Es wäre nicht abwegig, wenn man zu der Ansicht gelangte, die heroische Zeit der Jazzsängerinnen sei endgültig vorbei. Die Sensation, die ein Auftritt von Ella Fitzgerald über Jahre hinweg bedeutete, die schwärmerische Begeisterung, die Aufnahmen von Bessie Smith oder Billie Holiday bei Jazzfans hervorrufen konnten, sind für junge Leute kaum noch vorstellbar. Verglichen mit diesen Gigantinnen sind Modeerscheinungen wie Norah Jones bestenfalls gutwillige Epigoninnen.

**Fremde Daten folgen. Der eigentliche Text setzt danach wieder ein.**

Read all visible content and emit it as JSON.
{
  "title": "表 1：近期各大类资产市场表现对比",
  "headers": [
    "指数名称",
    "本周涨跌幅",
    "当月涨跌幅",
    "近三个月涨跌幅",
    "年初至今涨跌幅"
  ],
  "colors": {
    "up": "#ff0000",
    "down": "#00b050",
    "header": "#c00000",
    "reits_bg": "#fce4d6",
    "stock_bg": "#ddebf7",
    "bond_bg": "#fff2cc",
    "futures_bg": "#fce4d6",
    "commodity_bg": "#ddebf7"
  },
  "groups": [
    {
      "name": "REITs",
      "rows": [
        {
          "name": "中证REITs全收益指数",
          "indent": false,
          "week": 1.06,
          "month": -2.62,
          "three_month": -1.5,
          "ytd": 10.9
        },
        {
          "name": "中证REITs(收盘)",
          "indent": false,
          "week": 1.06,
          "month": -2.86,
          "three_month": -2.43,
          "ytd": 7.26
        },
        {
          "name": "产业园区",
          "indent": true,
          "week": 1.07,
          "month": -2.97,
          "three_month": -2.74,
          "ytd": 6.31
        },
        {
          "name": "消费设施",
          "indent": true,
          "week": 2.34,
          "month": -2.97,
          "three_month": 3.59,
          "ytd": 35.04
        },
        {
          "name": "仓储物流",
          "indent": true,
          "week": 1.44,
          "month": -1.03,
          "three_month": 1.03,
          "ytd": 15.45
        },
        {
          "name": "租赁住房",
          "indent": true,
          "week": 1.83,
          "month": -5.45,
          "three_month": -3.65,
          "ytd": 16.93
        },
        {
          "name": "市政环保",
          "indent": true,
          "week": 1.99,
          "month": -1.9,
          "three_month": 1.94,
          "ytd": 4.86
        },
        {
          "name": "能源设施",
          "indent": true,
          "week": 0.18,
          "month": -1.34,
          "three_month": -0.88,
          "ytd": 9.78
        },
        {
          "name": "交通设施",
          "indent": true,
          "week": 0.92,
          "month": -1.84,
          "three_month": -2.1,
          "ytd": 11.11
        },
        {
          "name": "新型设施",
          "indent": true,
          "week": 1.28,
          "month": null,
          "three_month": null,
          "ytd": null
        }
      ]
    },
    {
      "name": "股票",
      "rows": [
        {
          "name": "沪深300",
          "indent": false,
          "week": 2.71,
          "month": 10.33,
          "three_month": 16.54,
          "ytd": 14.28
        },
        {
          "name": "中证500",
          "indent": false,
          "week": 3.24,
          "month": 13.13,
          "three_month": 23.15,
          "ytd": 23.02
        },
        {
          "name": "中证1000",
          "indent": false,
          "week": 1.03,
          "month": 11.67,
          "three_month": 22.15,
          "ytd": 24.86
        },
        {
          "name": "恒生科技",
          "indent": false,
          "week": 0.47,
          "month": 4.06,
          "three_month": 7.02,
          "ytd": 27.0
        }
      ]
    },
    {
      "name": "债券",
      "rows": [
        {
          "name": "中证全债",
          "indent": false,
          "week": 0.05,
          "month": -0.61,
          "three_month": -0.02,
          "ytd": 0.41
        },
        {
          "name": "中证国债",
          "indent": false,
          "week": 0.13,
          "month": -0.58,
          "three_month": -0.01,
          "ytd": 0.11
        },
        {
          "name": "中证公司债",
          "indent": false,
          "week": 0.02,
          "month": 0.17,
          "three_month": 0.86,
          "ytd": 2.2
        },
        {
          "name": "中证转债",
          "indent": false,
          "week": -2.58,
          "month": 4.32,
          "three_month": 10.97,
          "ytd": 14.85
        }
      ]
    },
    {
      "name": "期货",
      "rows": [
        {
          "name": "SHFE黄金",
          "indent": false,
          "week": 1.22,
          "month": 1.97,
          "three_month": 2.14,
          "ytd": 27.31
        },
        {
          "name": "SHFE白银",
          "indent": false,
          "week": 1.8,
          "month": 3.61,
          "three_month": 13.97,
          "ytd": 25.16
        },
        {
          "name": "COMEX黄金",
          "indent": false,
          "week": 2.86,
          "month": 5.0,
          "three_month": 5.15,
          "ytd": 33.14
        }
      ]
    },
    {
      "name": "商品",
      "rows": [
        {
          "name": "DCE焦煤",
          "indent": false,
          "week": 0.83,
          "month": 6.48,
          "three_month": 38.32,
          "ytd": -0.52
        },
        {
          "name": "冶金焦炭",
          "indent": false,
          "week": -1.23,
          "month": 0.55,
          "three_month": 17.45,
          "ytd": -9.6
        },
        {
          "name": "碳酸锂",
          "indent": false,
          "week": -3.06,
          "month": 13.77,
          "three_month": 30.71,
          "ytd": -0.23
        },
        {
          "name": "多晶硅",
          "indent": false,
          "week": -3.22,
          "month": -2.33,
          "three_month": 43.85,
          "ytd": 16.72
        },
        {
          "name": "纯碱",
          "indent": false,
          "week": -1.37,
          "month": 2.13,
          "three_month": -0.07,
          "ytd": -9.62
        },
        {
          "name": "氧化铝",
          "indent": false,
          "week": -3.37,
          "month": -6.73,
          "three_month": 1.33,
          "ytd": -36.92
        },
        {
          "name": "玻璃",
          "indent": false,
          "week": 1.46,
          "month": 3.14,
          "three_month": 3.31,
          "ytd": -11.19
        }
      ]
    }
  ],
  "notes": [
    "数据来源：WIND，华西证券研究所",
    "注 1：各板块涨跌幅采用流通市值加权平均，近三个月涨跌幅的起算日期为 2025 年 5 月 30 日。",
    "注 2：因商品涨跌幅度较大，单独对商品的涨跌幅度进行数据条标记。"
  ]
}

Dazwischen aber, zwischen den (in der Regel schwarzen) weiblichen Stars des Jazzgesangs und den heutigen Nachahmerinnen gibt es einige wenige, die einerseits die Tradition des Swing und des frühen Bebop weiterführen und andererseits eine ganz eigene Note einbringen. (Von der avantgardistischen Linie ist in diesem Kontext nicht die Rede: Sängerinnen wie Jeanne Lee, Norma Winstone, Urszula Dudziak oder Lauren Newton sind natürlich eine Klasse für sich – und bemerkenswerterweise mehrheitlich weiß.)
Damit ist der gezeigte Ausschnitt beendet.